In 2024, the Indian Health Service (IHS) issued a policy requiring all federal IHS facilities to screen patients for suicide risk using the Ask Suicide-Screening Questions (ASQ) tool by September 2025. For some facilities, this meant replacing their current screening instrument; others needed to develop new processes, train providers, track screening results, and establish protocols for assessing and treating high-risk patients.

The Clinton IHS Health Center in Western Oklahoma serves members of the Cheyenne and Arapaho Tribes as well as other American Indian and Alaska Native communities in Oklahoma. Established in 1955 with a modern facility opening in 2007, it offers various ambulatory care services such as behavioral health, dental, orthopedics, pharmacy, and physical therapy.
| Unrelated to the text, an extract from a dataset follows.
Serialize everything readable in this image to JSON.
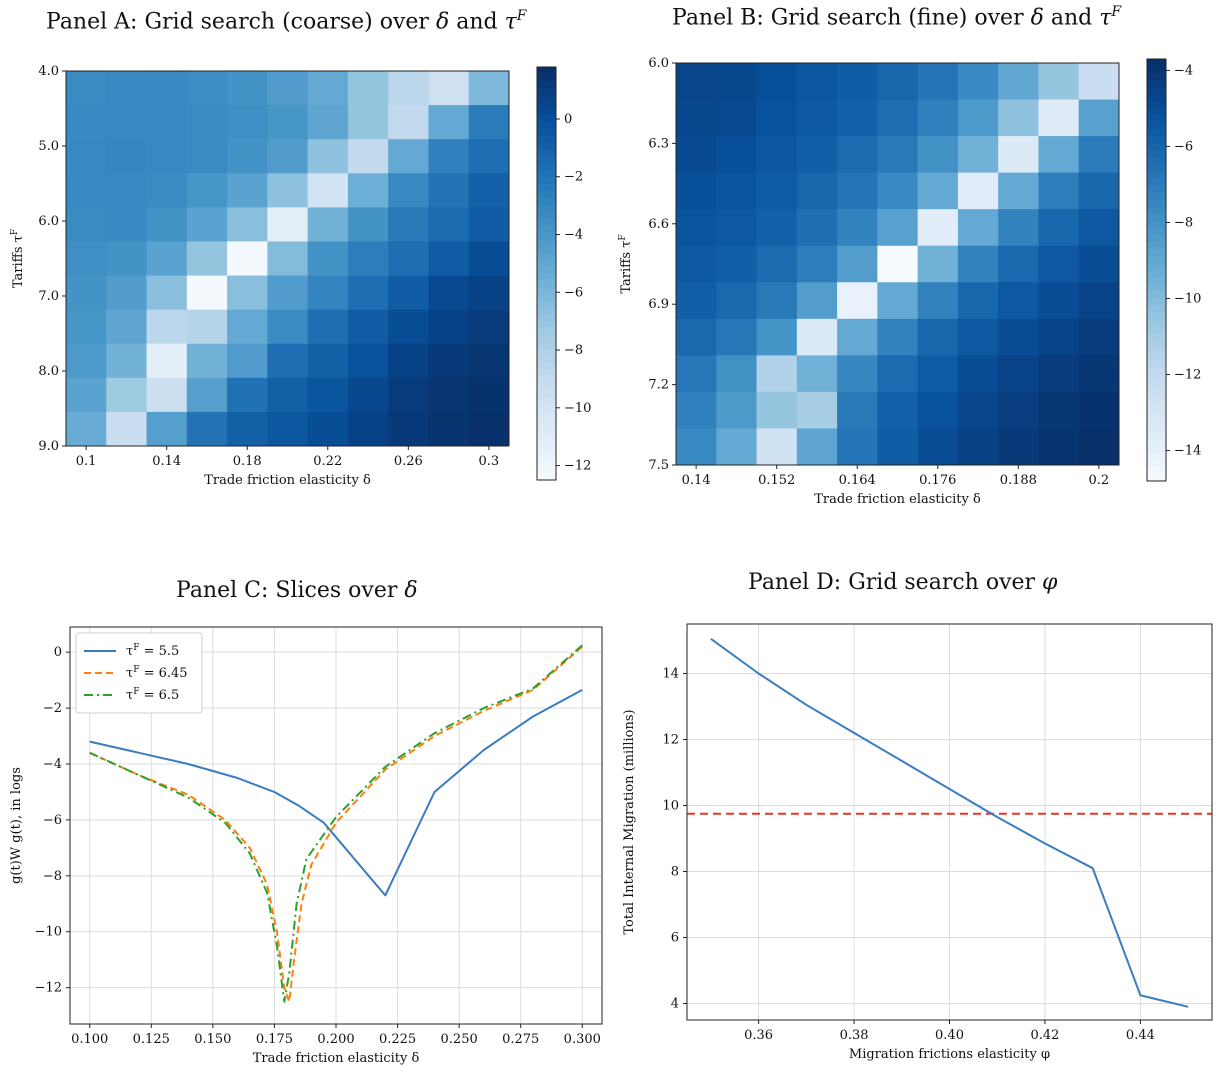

Beginning in July 2025, staff at Clinton started administering both the ASQ and either the Patient Health Questionnaire-9 (PHQ-9) or its adolescent version every 90 days to all patients—including those not receiving behavioral health services. In its first month of implementation, 2,109 patients were screened with the ASQ.

To achieve this milestone, Clinton used three main strategies: customizing training by provider type; adapting the screening process to local needs; and scaling up through service-specific clinical pathway models.
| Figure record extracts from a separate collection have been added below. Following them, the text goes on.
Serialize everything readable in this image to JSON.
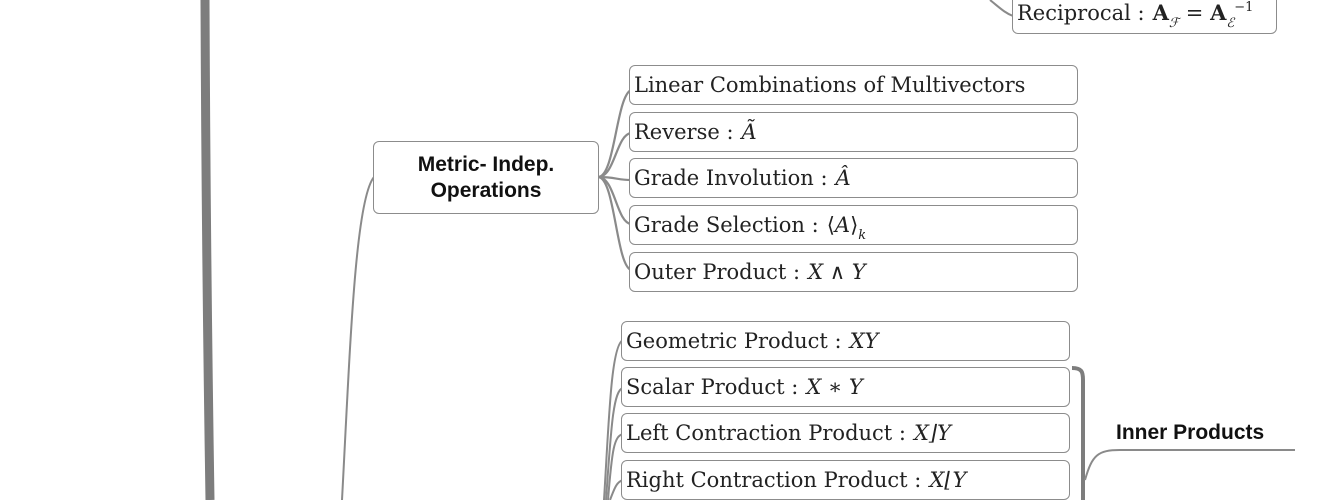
{
  "reciprocal": {
    "label": "Reciprocal :"
  },
  "metric_independent": {
    "title_line1": "Metric- Indep.",
    "title_line2": "Operations",
    "items": [
      {
        "label": "Linear Combinations of Multivectors"
      },
      {
        "label": "Reverse :"
      },
      {
        "label": "Grade Involution :"
      },
      {
        "label": "Grade Selection :"
      },
      {
        "label": "Outer Product :"
      }
    ]
  },
  "metric_dependent": {
    "items": [
      {
        "label": "Geometric Product :"
      },
      {
        "label": "Scalar Product :"
      },
      {
        "label": "Left Contraction Product :"
      },
      {
        "label": "Right Contraction Product :"
      }
    ]
  },
  "inner_products": {
    "title": "Inner Products"
  },
  "colors": {
    "connector": "#8a8a8a",
    "trunk": "#7d7d7d",
    "box_border": "#8c8c8c"
  }
}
The National Suicide Prevention office at IHS provided general training materials for implementing ASQ. However, because Clinton had not fully integrated behavioral and physical health services—a challenge shared by many IHS facilities—it adapted these materials so each provider type received information relevant to their roles. Behavioral health staff also met regularly with physical health staff to review progress and resolve challenges.

The ASQ toolkit was developed by the National Institute of Mental Health in 2008 and validated among adults in 2014. At Clinton Health Center, leadership added an extra step: after patients completed the ASQ on their own, providers reviewed responses verbally with them while cross-checking medical records. One provider said:

“I had an adolescent complete the suicide screening indicating that in the past few weeks, [the patient] had not wished [she] were dead. Yet, when I reviewed her record, she had had an emergency room visit for suicidal thoughts earlier in the month. When I asked her about the ER visit, she began to reflect on how she was doing honestly and we were able to obtain a more accurate screening.”
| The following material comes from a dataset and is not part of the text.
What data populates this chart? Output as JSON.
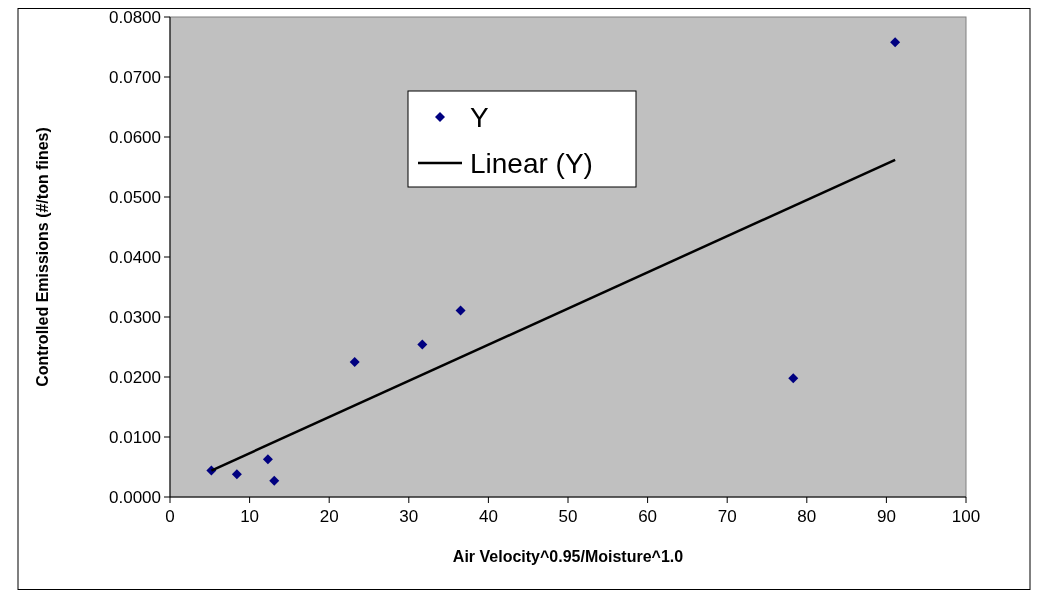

To clarify procedures further for documentation purposes, Clinton renamed “assessment” as “behavioral health evaluation,” ensuring only behavioral health providers could conduct follow-up evaluations or assessments if indicated by electronic records.

Clinical pathway models—visual guides outlining who is responsible at each stage of care—were tailored for each service unit within Clinton Health Center. Staff contributed feedback during development discussions led by behavioral health leadership.

As more IHS facilities adopt ASQ under federal policy requirements set for September 2025 implementation deadlines, lessons from centers like Clinton may inform broader efforts aimed at early identification of suicide risk and improved mental health support within American Indian/Alaska Native communities.